Tapi korban akibat G30S di Pacitan cukup banyak. Bahkan guru SMP Sutarto termasuk yang hilang misterius. Ketika Kodim setempat menggerakkan anak-anak SMA dan STM untuk menjaga kantor kecamatan dan juga terlibat dalam pendataan penduduk, Sutarto sigap melaksanakannya.
“Bahkan pernah diseuruh latihan perang-perangan. Kami harus jalan kaki sejauh tujuh kilometer. Kami ikut saja walaupun sampai tengah malam,” tuturnya.

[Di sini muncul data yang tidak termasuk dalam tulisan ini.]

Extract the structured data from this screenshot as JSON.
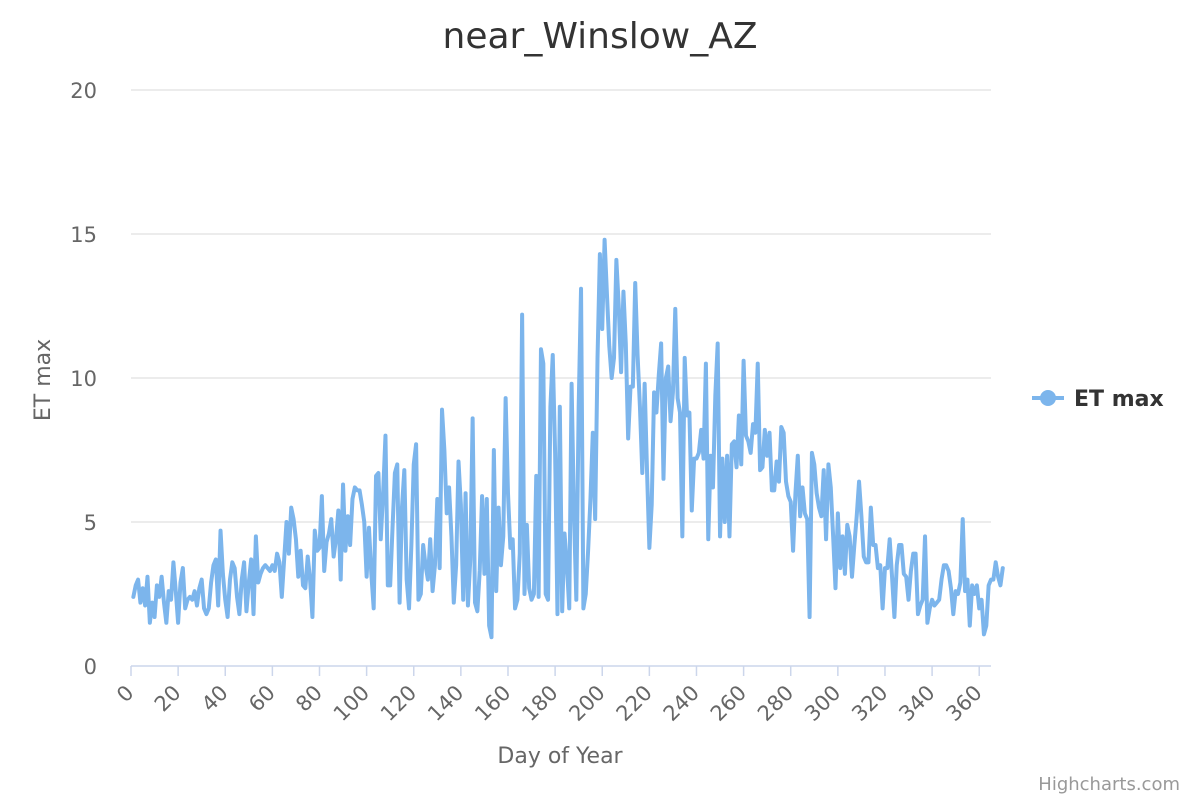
{
  "chart_data": {
    "type": "line",
    "title": "near_Winslow_AZ",
    "xlabel": "Day of Year",
    "ylabel": "ET max",
    "xlim": [
      0,
      365
    ],
    "ylim": [
      0,
      20
    ],
    "x_ticks": [
      0,
      20,
      40,
      60,
      80,
      100,
      120,
      140,
      160,
      180,
      200,
      220,
      240,
      260,
      280,
      300,
      320,
      340,
      360
    ],
    "y_ticks": [
      0,
      5,
      10,
      15,
      20
    ],
    "grid": true,
    "legend_position": "right",
    "series": [
      {
        "name": "ET max",
        "color": "#7cb5ec",
        "x_start": 1,
        "x_step": 1,
        "values": [
          2.4,
          2.8,
          3.0,
          2.2,
          2.7,
          2.1,
          3.1,
          1.5,
          2.2,
          1.7,
          2.8,
          2.4,
          3.1,
          2.2,
          1.5,
          2.6,
          2.3,
          3.6,
          2.6,
          1.5,
          2.9,
          3.4,
          2.0,
          2.3,
          2.4,
          2.3,
          2.6,
          2.1,
          2.7,
          3.0,
          2.0,
          1.8,
          2.0,
          2.9,
          3.5,
          3.7,
          2.1,
          4.7,
          3.2,
          2.3,
          1.7,
          3.0,
          3.6,
          3.4,
          2.4,
          1.8,
          3.0,
          3.6,
          1.9,
          2.9,
          3.7,
          1.8,
          4.5,
          2.9,
          3.2,
          3.4,
          3.5,
          3.4,
          3.3,
          3.5,
          3.3,
          3.9,
          3.6,
          2.4,
          3.7,
          5.0,
          3.9,
          5.5,
          5.1,
          4.4,
          3.1,
          4.0,
          2.8,
          2.7,
          3.8,
          3.0,
          1.7,
          4.7,
          4.0,
          4.1,
          5.9,
          3.3,
          4.3,
          4.6,
          5.1,
          3.8,
          4.4,
          5.4,
          3.0,
          6.3,
          4.0,
          5.2,
          4.2,
          5.8,
          6.2,
          6.1,
          6.1,
          5.6,
          5.0,
          3.1,
          4.8,
          3.2,
          2.0,
          6.6,
          6.7,
          4.4,
          6.0,
          8.0,
          2.8,
          2.8,
          4.8,
          6.7,
          7.0,
          2.2,
          5.5,
          6.8,
          3.0,
          2.0,
          4.2,
          7.0,
          7.7,
          2.3,
          2.5,
          4.2,
          3.5,
          3.0,
          4.4,
          2.6,
          3.5,
          5.8,
          3.4,
          8.9,
          7.5,
          5.3,
          6.2,
          4.5,
          2.2,
          3.5,
          7.1,
          5.6,
          2.3,
          6.0,
          2.1,
          3.7,
          8.6,
          2.2,
          1.9,
          3.3,
          5.9,
          3.2,
          5.8,
          1.4,
          1.0,
          7.5,
          2.6,
          5.5,
          3.5,
          4.5,
          9.3,
          6.0,
          4.1,
          4.4,
          2.0,
          2.3,
          3.9,
          12.2,
          2.5,
          4.9,
          2.7,
          2.3,
          2.5,
          6.6,
          2.4,
          11.0,
          10.5,
          2.5,
          2.3,
          9.0,
          10.8,
          7.4,
          1.8,
          9.0,
          1.9,
          4.6,
          3.5,
          2.0,
          9.8,
          5.3,
          2.3,
          9.0,
          13.1,
          2.0,
          2.5,
          4.0,
          5.8,
          8.1,
          5.1,
          10.7,
          14.3,
          11.7,
          14.8,
          12.9,
          11.1,
          10.0,
          10.7,
          14.1,
          12.5,
          10.2,
          13.0,
          11.2,
          7.9,
          9.7,
          9.7,
          13.3,
          10.8,
          9.0,
          6.7,
          9.8,
          6.8,
          4.1,
          5.6,
          9.5,
          8.8,
          10.1,
          11.2,
          6.5,
          10.0,
          10.4,
          8.5,
          9.5,
          12.4,
          9.3,
          8.8,
          4.5,
          10.7,
          8.7,
          8.8,
          5.4,
          7.2,
          7.2,
          7.4,
          8.2,
          7.2,
          10.5,
          4.4,
          7.3,
          6.2,
          9.4,
          11.2,
          4.5,
          7.2,
          5.0,
          7.3,
          4.5,
          7.7,
          7.8,
          6.9,
          8.7,
          7.0,
          10.6,
          8.0,
          7.8,
          7.4,
          8.4,
          8.1,
          10.5,
          6.8,
          6.9,
          8.2,
          7.3,
          8.1,
          6.1,
          6.1,
          7.1,
          6.4,
          8.3,
          8.1,
          6.4,
          5.9,
          5.7,
          4.0,
          6.0,
          7.3,
          5.2,
          6.2,
          5.3,
          5.1,
          1.7,
          7.4,
          7.0,
          6.0,
          5.5,
          5.2,
          6.8,
          4.4,
          7.0,
          6.2,
          4.5,
          2.7,
          5.3,
          3.4,
          4.5,
          3.2,
          4.9,
          4.5,
          3.1,
          4.2,
          5.2,
          6.4,
          5.2,
          3.8,
          3.6,
          3.6,
          5.5,
          4.2,
          4.2,
          3.4,
          3.5,
          2.0,
          3.4,
          3.4,
          4.4,
          3.1,
          1.7,
          3.5,
          4.2,
          4.2,
          3.2,
          3.1,
          2.3,
          3.3,
          3.9,
          3.9,
          1.8,
          2.1,
          2.3,
          4.5,
          1.5,
          2.0,
          2.3,
          2.1,
          2.2,
          2.3,
          3.0,
          3.5,
          3.5,
          3.3,
          2.7,
          1.8,
          2.6,
          2.5,
          2.9,
          5.1,
          2.6,
          3.0,
          1.4,
          2.8,
          2.5,
          2.8,
          2.0,
          2.3,
          1.1,
          1.4,
          2.8,
          3.0,
          3.0,
          3.6,
          3.1,
          2.8,
          3.4
        ]
      }
    ]
  },
  "credits": "Highcharts.com"
}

Sutarto juga pernah dilibatkan polisi untuk mendata penduduk di sebuah desa terpencil. Pendataan dilakukan hampir seminggu. Satu-satu sumber air di desa itu adalah sebuah telaga. Semua aktivitas dilakukan di telaga itu. Mandi, mencuci, air minum dan juga memandikan kerbau dan sapi di telaga itu.
“Tak ada suasana mencekam saat itu. Kita nggak ngerti siapa musuh kita. Waktu itu baru tahu bahwa ada orang hilang. Siapa musuh kita nggak jelas. Satu-satunya yang bikin ketakutan mungkin perintah mematikan lampu setiap malam," kenangnya.
Rupanya gonjang-ganjing politik tak mempengaruhi, Sutarto. Kemampuan matematika dan juga bahasa Inggris terus diasah. Cita-citanya untuk jadi insinyur terus menggodanya. Gelar insinyur dalam benak Sutarto adalah jaminan orang hebat. Tak terpikirkan sama sekali jadi dokter sekalipun.
“Bagaimana kamu, To?” tanya Ayah menjelang kelulusan SMA.
“Pak, pokoknya saya harus melanjutkan bagaimanapun caranya. Saya akan cari bagaimana caranya,” kata Sutarto. Ada kegetiran pada diri Sutarto karena Ayah sudah pensiun sejak Sutarto masih SMP. Satu-satunya kegiatan adalah berkebun. “Tujuan selepas SMA saya langsung akan menemui kakak saya di UPN Surabaya.”